Judges who give ex tempore oral rulings can make more than typographical changes to the approved transcript, the High Court has decided.
Mr Justice Nicol, sitting with Lord Justice Burnett, said the Recorder in the case under appeal was wrong to think he did not have the power to change the transcript since the judgment had already been given orally and could have been heard by anyone who was in court.
Nicol J said: “There may be a confusion here. The trial and judgment of this road traffic claim all took place in open court. The public were free to attend and such hearings are to be treated as public whether or not anyone was present other than those immediately involved with the case.
“Subject to immaterial statutory exceptions or contrary orders of the court, what takes place in open court can be freely reported. In a sense, therefore, the Recorder was right that this genie could not be put back in the bottle.
“However, it is common practice for a judge who gives an oral ex tempore judgment to refine it when asked to approve a transcript. Ordinarily, this is limited to tidying up the language, but in principle we see no reason why it may not include more significant changes… it is a matter for the judge’s discretion as to what changes are appropriate.
“This is not to say that the judge can behave arbitrarily. Like any discretion, it must be exercised judicially.”
Nicol J was ruling in MRH Solicitors Ltd v The County Court Sitting at Manchester & Ors  EWHC 1795 (Admin) , in which a Bolton law firm won a judicial review against the decision of Mr Recorder Osborne in Manchester County Court, who had accused it in his ruling of being party to a ‘crash for cash’ fraud, without giving the solicitors the chance to rebut the allegation. The substance of the case was reported yesterday on  Legal Futures.
After the ex tempore decision, the firm had asked the Recorder if it could make submissions as to why he should amend the transcript to remove the finding about MRH.
Nicol J also said that “in the unlikely event that something similar to this should happen in the future”, the right procedural course would be for the third party who believed they had been unfairly criticised in a judgment to apply to be joined as a party; if this was refused or the judge declined to amend the transcript, then they would have an order against which they could appeal, rather than seek a judicial review.

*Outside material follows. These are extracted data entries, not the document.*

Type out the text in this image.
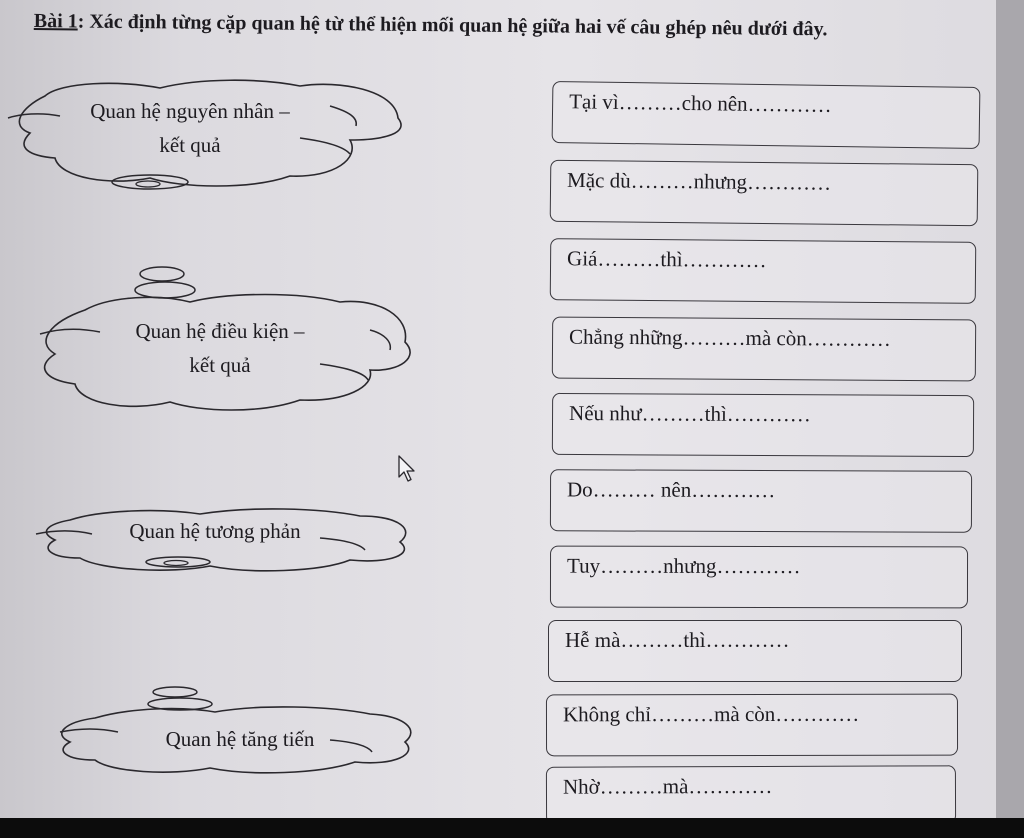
Bài 1: Xác định từng cặp quan hệ từ thể hiện mối quan hệ giữa hai vế câu ghép nêu dưới đây.
Quan hệ nguyên nhân –
kết quả
Quan hệ điều kiện –
kết quả
Quan hệ tương phản
Quan hệ tăng tiến
Tại vì………cho nên…………
Mặc dù………nhưng…………
Giá………thì…………
Chẳng những………mà còn…………
Nếu như………thì…………
Do……… nên…………
Tuy………nhưng…………
Hễ mà………thì…………
Không chỉ………mà còn…………
Nhờ………mà…………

He added: “We emphasise that we are not saying that a third party who is criticised will necessarily be entitled to be joined as a party. There are many cases heard in the civil courts (and also family and criminal courts) where the conduct of an absent person falls to be considered.
“For example, in a conspiracy case not all the alleged conspirators may be before the court as parties or witnesses. In complex commercial frauds it may well be part of the case that an absent person or institution was party to dishonest conduct somewhere in the chain. Everything will depend on the facts of the individual case. The facts of this case are unusual.”